Un deuxième argument repose sur l’idée qu’une telle taxe obligerait les détenteurs du patrimoine de se défaire de celui-ci pour pouvoir payer la taxe – ce qui lui donnerait un caractère confiscatoire. Une telle situation serait particulièrement problématique si le patrimoine est constitué par des outils de production – je rejette la formule « outil de travail », qui est trompeuse : LVMH est « l’outil de travail » des employés de cette firme, mais certainement pas de Bernard Arnault – puisque cela pourrait changer le contrôle des entreprises. Mais le niveau proposé pour la taxe – un maigre 2% – exclut toute « confiscation ». Rares sont les actifs dont la rentabilité est inférieure à 2%. Il s’ensuit que le revenu généré par le patrimoine est suffisant pour payer l’impôt sans qu’il soit besoin de toucher au capital.

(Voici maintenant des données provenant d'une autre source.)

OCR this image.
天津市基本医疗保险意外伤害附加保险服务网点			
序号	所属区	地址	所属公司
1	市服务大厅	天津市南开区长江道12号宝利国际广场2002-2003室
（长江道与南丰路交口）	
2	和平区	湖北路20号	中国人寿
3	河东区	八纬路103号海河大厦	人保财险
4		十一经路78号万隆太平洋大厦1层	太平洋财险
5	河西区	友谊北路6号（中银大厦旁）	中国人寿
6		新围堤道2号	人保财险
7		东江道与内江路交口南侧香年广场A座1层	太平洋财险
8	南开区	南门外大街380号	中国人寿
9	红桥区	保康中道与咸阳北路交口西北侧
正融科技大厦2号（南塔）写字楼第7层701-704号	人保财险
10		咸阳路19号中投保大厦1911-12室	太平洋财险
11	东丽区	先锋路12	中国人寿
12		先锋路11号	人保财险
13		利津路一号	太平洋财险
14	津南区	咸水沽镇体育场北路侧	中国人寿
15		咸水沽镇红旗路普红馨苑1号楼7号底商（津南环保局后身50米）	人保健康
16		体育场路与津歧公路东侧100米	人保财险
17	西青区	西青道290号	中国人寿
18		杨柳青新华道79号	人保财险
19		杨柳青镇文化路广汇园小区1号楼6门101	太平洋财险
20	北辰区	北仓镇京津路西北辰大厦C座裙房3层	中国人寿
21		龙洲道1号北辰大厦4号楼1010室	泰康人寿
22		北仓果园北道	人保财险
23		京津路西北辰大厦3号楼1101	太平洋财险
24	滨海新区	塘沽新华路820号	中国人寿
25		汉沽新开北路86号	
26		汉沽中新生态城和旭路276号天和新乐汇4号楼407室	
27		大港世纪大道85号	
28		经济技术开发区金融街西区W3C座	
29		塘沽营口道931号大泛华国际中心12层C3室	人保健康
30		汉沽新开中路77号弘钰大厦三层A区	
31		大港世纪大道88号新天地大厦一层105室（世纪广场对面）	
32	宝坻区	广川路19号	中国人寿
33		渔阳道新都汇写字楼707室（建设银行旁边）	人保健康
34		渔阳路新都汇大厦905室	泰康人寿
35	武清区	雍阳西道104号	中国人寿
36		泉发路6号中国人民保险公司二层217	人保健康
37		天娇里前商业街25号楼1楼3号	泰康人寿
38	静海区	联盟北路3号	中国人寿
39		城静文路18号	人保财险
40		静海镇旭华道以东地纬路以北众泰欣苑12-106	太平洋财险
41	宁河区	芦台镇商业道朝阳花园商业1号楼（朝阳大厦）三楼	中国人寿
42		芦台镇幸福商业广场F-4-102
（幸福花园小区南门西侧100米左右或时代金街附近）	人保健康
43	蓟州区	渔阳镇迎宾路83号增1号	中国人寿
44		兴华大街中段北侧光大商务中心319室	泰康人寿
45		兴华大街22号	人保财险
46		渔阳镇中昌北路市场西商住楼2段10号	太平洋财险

Il faut à ce propos signaler les réactions hystériques du MEDEF et de certaines personnalités comme Bernard Arnault. Ce dernier s’est même permis une attaque ad hominem contre Gabriel Zucman qui justifierait une plainte en diffamation, et qui montre qu’argent et éducation ne vont pas forcément ensemble. Voici ses mots exacts, dans une déclaration adressée au « Sunday Times » : « On ne comprend pas les positions de M. Zucman si l’on oublie qu’il est d’abord un militant d’extrême gauche. A ce titre, il met au service de son idéologie (qui vise la destruction de l’économie libérale, la seule qui fonctionne pour le bien de tous) une pseudo-compétence universitaire qui, elle-même, fait largement débat ». Une telle attaque ad hominem ne grandit pas Arnault, et sa prétention à s’ériger en juge des « compétences universitaires » est risible. Mais cette réaction, comme celle du MEDEF qui promet une « mobilisation » – est intéressante parce qu’elle montre où se situe le point vital de nos patrons. Loin de leur rhétorique larmoyante de « défense de l’entreprise » et de « l’économie française », il n’y a que leurs revenus qui les intéressent. Macron restera leur héros, malgré la désindustrialisation, malgré la croissance atone, parce qu’il aura fait la seule chose qui intéresse les patrons, c’est-à-dire, augmenter leurs revenus. Touchez à ces derniers, et vous aurez un drame. Que voulez-vous, c’est bien connu, il n’y a que « l’économie libérale qui fonctionne pour le bien de tous ». Les « tous » d’Hénin-Beaumont ou de Valenciennes apprécieront.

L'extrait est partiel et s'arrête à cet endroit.